Father-daughter duo helps others keep warm one scarf at a time

Street Stories

FALL RIVER, Mass. (WPRI) — They may look like ordinary street signs from afar, but they’re actually draped with a variety of scarves that are free to anyone who can’t afford to purchase their own.

The person behind the scarves is Lenny Nicolan, who manages the Saint Vincent Depaul thrift store in Fall River.

Lenny said he’s noticed scarves are in high demand this year.

“Last year, I think I had at least 1,000 scarves,” Lenny recalled. “Now, I don’t think I have 100 left.”

The 86-year-old makes time to wrap several scarves around three street sign poles throughout Fall River, all of which have been donated to his thrift shop.

He said it’s part of a six-year tradition started by his daughter Kim Nicolan and his late son Michael Nicolan, who lost his life to a brain tumor in 2017.
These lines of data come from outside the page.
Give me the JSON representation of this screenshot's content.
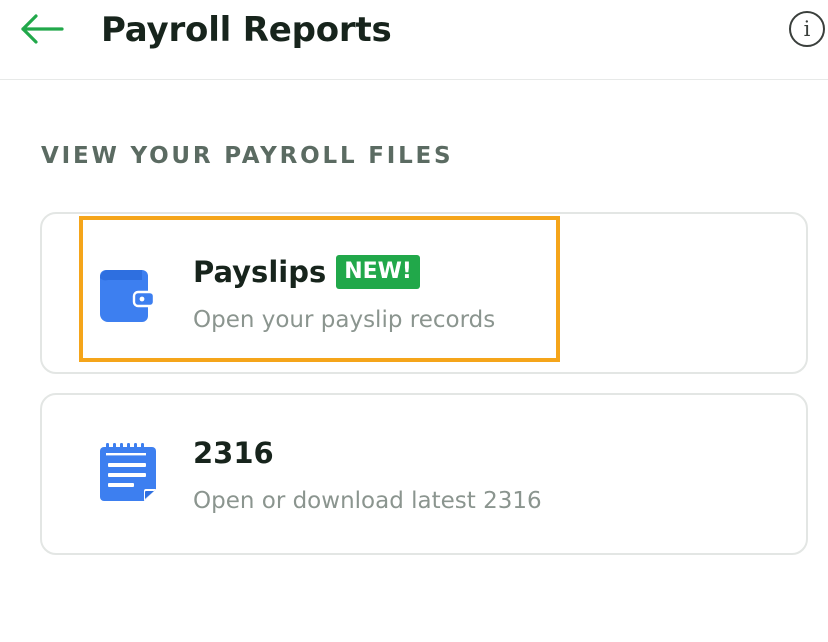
{
  "header": {
    "title": "Payroll Reports",
    "back_icon": "arrow-left-icon",
    "info_icon": "info-icon",
    "info_glyph": "i"
  },
  "section": {
    "heading": "VIEW YOUR PAYROLL FILES"
  },
  "cards": [
    {
      "icon": "wallet-icon",
      "title": "Payslips",
      "badge": "NEW!",
      "subtitle": "Open your payslip records"
    },
    {
      "icon": "document-icon",
      "title": "2316",
      "subtitle": "Open or download latest 2316"
    }
  ],
  "colors": {
    "accent_green": "#21a84a",
    "icon_blue": "#3d7ff0",
    "highlight": "#f5a51a",
    "title_text": "#17241c",
    "muted_text": "#8b958f"
  }
}
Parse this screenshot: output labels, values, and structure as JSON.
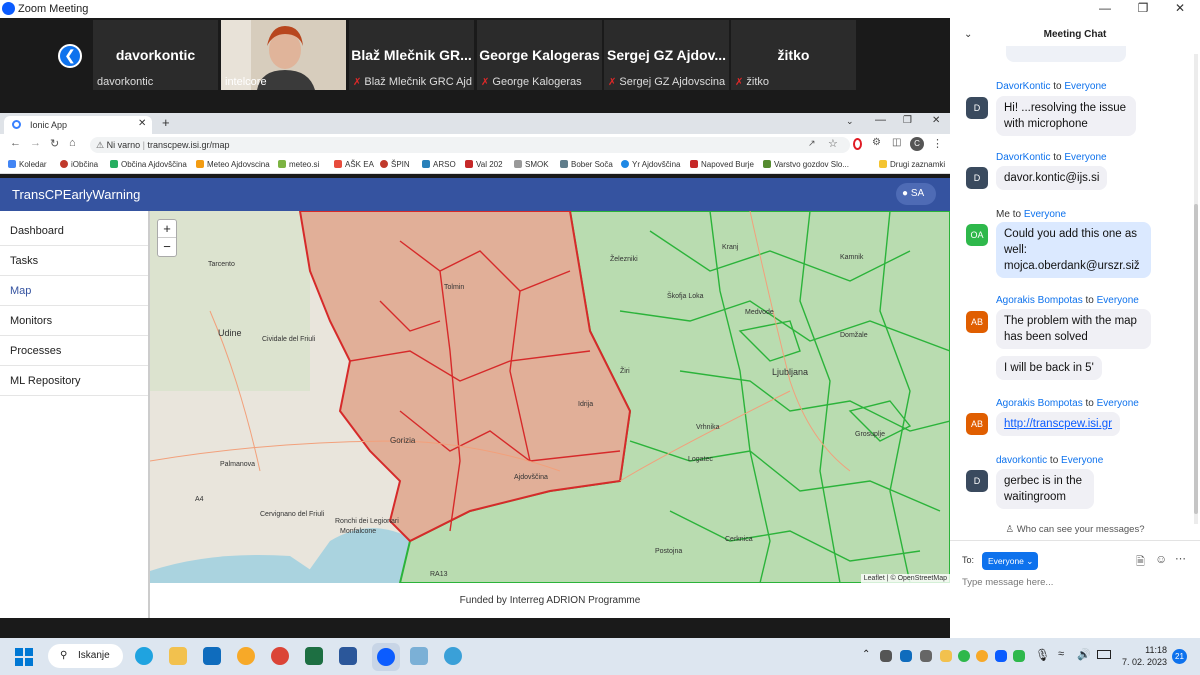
{
  "zoom": {
    "title": "Zoom Meeting"
  },
  "participants": [
    {
      "display": "davorkontic",
      "name": "davorkontic",
      "muted": false
    },
    {
      "display": "",
      "name": "intelcore",
      "muted": false
    },
    {
      "display": "Blaž Mlečnik GR...",
      "name": "Blaž Mlečnik GRC Ajdo...",
      "muted": true
    },
    {
      "display": "George Kalogeras",
      "name": "George Kalogeras",
      "muted": true
    },
    {
      "display": "Sergej GZ Ajdov...",
      "name": "Sergej GZ Ajdovscina",
      "muted": true
    },
    {
      "display": "žitko",
      "name": "žitko",
      "muted": true
    }
  ],
  "browser": {
    "tab_title": "Ionic App",
    "security": "Ni varno",
    "url": "transcpew.isi.gr/map",
    "profile": "C",
    "bookmarks": [
      "Koledar",
      "iObčina",
      "Občina Ajdovščina",
      "Meteo Ajdovscina",
      "meteo.si",
      "AŠK EA",
      "ŠPIN",
      "ARSO",
      "Val 202",
      "SMOK",
      "Bober Soča",
      "Yr Ajdovščina",
      "Napoved Burje",
      "Varstvo gozdov Slo...",
      "Drugi zaznamki"
    ]
  },
  "app": {
    "brand": "TransCPEarlyWarning",
    "user": "SA",
    "nav": [
      "Dashboard",
      "Tasks",
      "Map",
      "Monitors",
      "Processes",
      "ML Repository"
    ],
    "active_nav": "Map",
    "footer": "Funded by Interreg ADRION Programme",
    "map": {
      "zoom_in": "+",
      "zoom_out": "−",
      "attribution": "Leaflet | © OpenStreetMap",
      "places": [
        "Tarcento",
        "Udine",
        "Cividale del Friuli",
        "Gorizia",
        "Palmanova",
        "Cervignano del Friuli",
        "Ronchi dei Legionari",
        "Monfalcone",
        "Tolmin",
        "Idrija",
        "Ajdovščina",
        "Žiri",
        "Vrhnika",
        "Logatec",
        "Postojna",
        "Cerknica",
        "Ljubljana",
        "Kranj",
        "Škofja Loka",
        "Medvode",
        "Kamnik",
        "Domžale",
        "Grosuplje",
        "Železniki",
        "A4",
        "RA13"
      ]
    }
  },
  "chat": {
    "title": "Meeting Chat",
    "messages": [
      {
        "sender": "DavorKontic",
        "to": "Everyone",
        "avatar": "D",
        "color": "#3a4a5e",
        "texts": [
          "Hi! ...resolving the issue with microphone"
        ]
      },
      {
        "sender": "DavorKontic",
        "to": "Everyone",
        "avatar": "D",
        "color": "#3a4a5e",
        "texts": [
          "davor.kontic@ijs.si"
        ]
      },
      {
        "sender": "Me",
        "to": "Everyone",
        "avatar": "OA",
        "color": "#2eb84b",
        "texts": [
          "Could you add this one as well: mojca.oberdank@urszr.siž"
        ]
      },
      {
        "sender": "Agorakis Bompotas",
        "to": "Everyone",
        "avatar": "AB",
        "color": "#e05e00",
        "texts": [
          "The problem with the map has been solved",
          "I will be back in 5'"
        ]
      },
      {
        "sender": "Agorakis Bompotas",
        "to": "Everyone",
        "avatar": "AB",
        "color": "#e05e00",
        "texts": [
          "http://transcpew.isi.gr"
        ]
      },
      {
        "sender": "davorkontic",
        "to": "Everyone",
        "avatar": "D",
        "color": "#3a4a5e",
        "texts": [
          "gerbec is in the waitingroom"
        ]
      }
    ],
    "to_word": "to",
    "who": "Who can see your messages?",
    "to_label": "To:",
    "recipient": "Everyone",
    "placeholder": "Type message here..."
  },
  "taskbar": {
    "search": "Iskanje",
    "time": "11:18",
    "date": "7. 02. 2023",
    "notifications": "21"
  }
}
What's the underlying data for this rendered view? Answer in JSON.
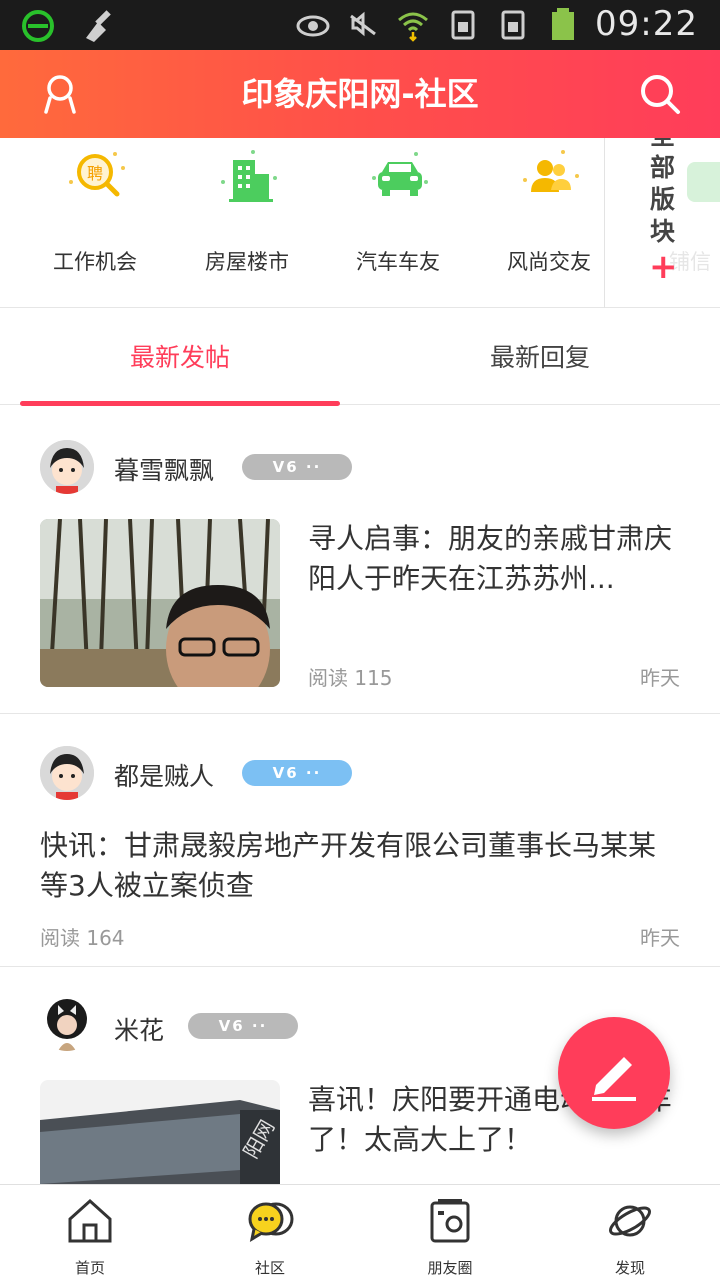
{
  "status_bar": {
    "time": "09:22"
  },
  "header": {
    "title": "印象庆阳网-社区"
  },
  "categories": [
    {
      "label": "工作机会",
      "icon": "recruit-icon",
      "icon_text": "聘"
    },
    {
      "label": "房屋楼市",
      "icon": "building-icon"
    },
    {
      "label": "汽车车友",
      "icon": "car-icon"
    },
    {
      "label": "风尚交友",
      "icon": "friends-icon"
    }
  ],
  "all_sections": {
    "label": "全部版块",
    "ghost_text": "铺信"
  },
  "tabs": {
    "active": "最新发帖",
    "inactive": "最新回复"
  },
  "posts": [
    {
      "username": "暮雪飘飘",
      "badge": "V6 ··",
      "title": "寻人启事：朋友的亲戚甘肃庆阳人于昨天在江苏苏州...",
      "reads": "阅读 115",
      "time": "昨天"
    },
    {
      "username": "都是贼人",
      "badge": "V6 ··",
      "title": "快讯：甘肃晟毅房地产开发有限公司董事长马某某等3人被立案侦查",
      "reads": "阅读 164",
      "time": "昨天"
    },
    {
      "username": "米花",
      "badge": "V6 ··",
      "title": "喜讯！庆阳要开通电动公交车了！太高大上了！"
    }
  ],
  "bottom_nav": [
    {
      "label": "首页",
      "icon": "home-icon"
    },
    {
      "label": "社区",
      "icon": "community-icon"
    },
    {
      "label": "朋友圈",
      "icon": "moments-icon"
    },
    {
      "label": "发现",
      "icon": "planet-icon"
    }
  ],
  "colors": {
    "accent": "#ff3d5a",
    "header_start": "#ff6a3c",
    "header_end": "#ff3d5a",
    "badge_gray": "#b9b9b9",
    "badge_blue": "#7cc0f3"
  }
}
Lenny said his son’s life revolved around two things: his family and helping people in need.

He said working side-by-side with his son at the thrift store was a gift.

“When I walk in that store on Pleasant Street, there are two desks,” Lenny said. “He occupied one and I occupied the other.”

“He would light up the room,” he continued. “There were times I would say to myself ‘I wish I were like him.'”

On each pole, Lenny and Kim have placed a photo of Michael, the man who started it all, above the scarves.

“It keeps the memory of my brother alive, and that is so important to both of us,” Kim said.

Kim said she’s proud of her father for continuing the tradition with her, adding that giving out the free scarves is gratifying.

“It makes them feel special,” Kim said. “It puts a smile on their face. It makes them feel like someone knitted a scarf for them.”

“It’s free, they don’t have to go and ask for anything, and it gives them a sense of being thought of,” she continued. “They’re not the forgotten people.”

Kim said so many people are living on the margins and often feel forgotten, especially amid the coronavirus pandemic.

She said nowadays, there are many families who aren’t homeless, but still don’t have the money to purchase one scarf, let alone scarves for the entire family.

“The idea has touched people around the world,” Kim said. “We actually have a woman from California, she’s from England, and she sends me a box every other week … She’s hand-knitted these scarves and throughout the summer and winter, and we’ve easily got over 200 scarves.”

It is said that kind-hearted people always put their heart and soul into everything they do. Those are words Lenny lives by every single day.

“As long as the guy upstairs, way upstairs, lets me have my strength and energy, I intend to do that for the rest of my life,” he said.